Another way you can tell it wasn't written for the Marx Brothers is that Groucho's character has a brother-in-law. Now, of course, the Marx Brothers were actual brothers, though I don't think they really played them through most of the movies. In general, part of the fun is watching Groucho's character meeting at least one of the brothers for the first time. However, it seems in this movie that he has a sister, and that just feels wrong. This is because it feels wrong for any of the Marx Brothers, except possibly Zeppo, to have anything which might be called a normal life. An ordinary sister who has an ordinary husband? Unthinkable. Unbelievable. Some friend of unknown provenance, certainly. Though I can see that you'd need to have a pretty strong connection with someone in order to let twenty-two of his closest friends camp out in the hotel where you work and run the risk of losing you your job. If the production starred someone else, that would work. But it doesn't. It stars Groucho, and that's a problem.
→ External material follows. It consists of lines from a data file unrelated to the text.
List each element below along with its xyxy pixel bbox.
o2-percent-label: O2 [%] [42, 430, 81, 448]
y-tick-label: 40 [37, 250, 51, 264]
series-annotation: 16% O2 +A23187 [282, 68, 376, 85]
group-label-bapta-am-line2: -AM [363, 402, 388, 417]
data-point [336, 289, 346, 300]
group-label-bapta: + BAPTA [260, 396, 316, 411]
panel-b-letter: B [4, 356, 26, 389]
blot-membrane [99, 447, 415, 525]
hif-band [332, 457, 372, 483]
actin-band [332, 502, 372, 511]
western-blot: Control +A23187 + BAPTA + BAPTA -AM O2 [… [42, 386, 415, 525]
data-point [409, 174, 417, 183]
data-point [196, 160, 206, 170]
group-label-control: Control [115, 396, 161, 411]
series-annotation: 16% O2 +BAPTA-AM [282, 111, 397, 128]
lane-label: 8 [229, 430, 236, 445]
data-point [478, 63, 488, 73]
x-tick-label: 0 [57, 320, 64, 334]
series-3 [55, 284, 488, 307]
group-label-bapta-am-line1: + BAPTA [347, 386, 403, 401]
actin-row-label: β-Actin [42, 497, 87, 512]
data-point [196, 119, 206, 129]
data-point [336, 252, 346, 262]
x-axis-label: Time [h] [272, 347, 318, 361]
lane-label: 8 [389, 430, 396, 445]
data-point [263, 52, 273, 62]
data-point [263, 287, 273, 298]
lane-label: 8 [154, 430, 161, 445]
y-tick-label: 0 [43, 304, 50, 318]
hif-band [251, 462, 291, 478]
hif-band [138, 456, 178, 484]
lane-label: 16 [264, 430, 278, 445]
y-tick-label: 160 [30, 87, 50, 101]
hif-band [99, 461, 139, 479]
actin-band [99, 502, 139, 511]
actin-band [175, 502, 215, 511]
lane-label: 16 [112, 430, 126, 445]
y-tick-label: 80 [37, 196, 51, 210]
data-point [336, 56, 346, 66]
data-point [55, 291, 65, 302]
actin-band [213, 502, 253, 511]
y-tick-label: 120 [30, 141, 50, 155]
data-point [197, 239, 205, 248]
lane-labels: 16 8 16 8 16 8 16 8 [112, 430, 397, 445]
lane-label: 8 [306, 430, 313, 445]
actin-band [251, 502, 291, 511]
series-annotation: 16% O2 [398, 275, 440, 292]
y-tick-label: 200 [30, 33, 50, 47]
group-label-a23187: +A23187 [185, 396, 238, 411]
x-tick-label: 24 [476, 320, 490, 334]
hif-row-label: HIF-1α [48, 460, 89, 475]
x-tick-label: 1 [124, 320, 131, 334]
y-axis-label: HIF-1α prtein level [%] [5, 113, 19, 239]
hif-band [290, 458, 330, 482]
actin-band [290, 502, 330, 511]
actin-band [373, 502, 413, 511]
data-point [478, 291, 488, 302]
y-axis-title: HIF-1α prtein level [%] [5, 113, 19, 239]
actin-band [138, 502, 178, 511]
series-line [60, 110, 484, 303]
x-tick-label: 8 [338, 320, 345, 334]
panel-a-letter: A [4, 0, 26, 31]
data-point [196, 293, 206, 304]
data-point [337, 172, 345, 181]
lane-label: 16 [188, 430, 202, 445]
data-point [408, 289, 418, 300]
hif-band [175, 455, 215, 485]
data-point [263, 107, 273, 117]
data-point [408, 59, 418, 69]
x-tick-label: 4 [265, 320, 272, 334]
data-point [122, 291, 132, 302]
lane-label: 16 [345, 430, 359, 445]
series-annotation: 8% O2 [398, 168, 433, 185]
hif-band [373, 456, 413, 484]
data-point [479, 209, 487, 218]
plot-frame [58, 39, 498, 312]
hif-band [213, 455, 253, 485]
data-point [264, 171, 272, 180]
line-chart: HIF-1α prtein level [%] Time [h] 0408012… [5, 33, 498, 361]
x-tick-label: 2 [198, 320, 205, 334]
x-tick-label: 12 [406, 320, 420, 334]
Further, his actual brothers essentially don't matter. Chico plays Harry Binelli, who appears to have known Miller for years and run all sorts of old scams with him. This is a believable relationship, of course. But it's also an unnecessary one in terms of the story, and it wouldn't surprise me to know that no character like him exists in other versions of the story. Certainly expendable is Harpo as Faker Englund, who gets no lines (of course), conveys no useful information, chases no girls--doesn't even get to play the harp. He and Chico seem almost as severed from the production as Zeppo, who supposedly threatened to join the cast if their contract demands were not met. Chico gets some funny enough lines, but he doesn't do anything throughout the production which could not be done by Groucho. Which is better than Harpo, who doesn't really do much of anything which needs to be done at all.
It's still funny, of course, and it's an interesting moment in history. It's the Marx Brothers and Lucille Ball, though she doesn't get much screen time or many lines. It's the only movie the Marx Brothers ever did for RKO, which Lucille Ball and her husband later bought and renamed Desilu. The very fact that it's the only movie they did which wasn't written for them is actually worthy of note so far as I am concerned. And of course this is certainly the only movie ever made where one version starred the Marx Brothers and another starred Frank Sinatra. However, I do not really consider this a Marx Brothers movie because of that very fact. This is a movie, perhaps the movie, with the Marx Brothers in it. (Leaving aside Groucho's bit part in [i]Will Success Spoil Rock Hunter?[/i]) It's a decent way to while away 78 minutes, but there's a reason it's not one of the Marx Brothers movies anyone has ever heard of. Probably true of Frank Sinatra and [i]Step Lively[/i], too.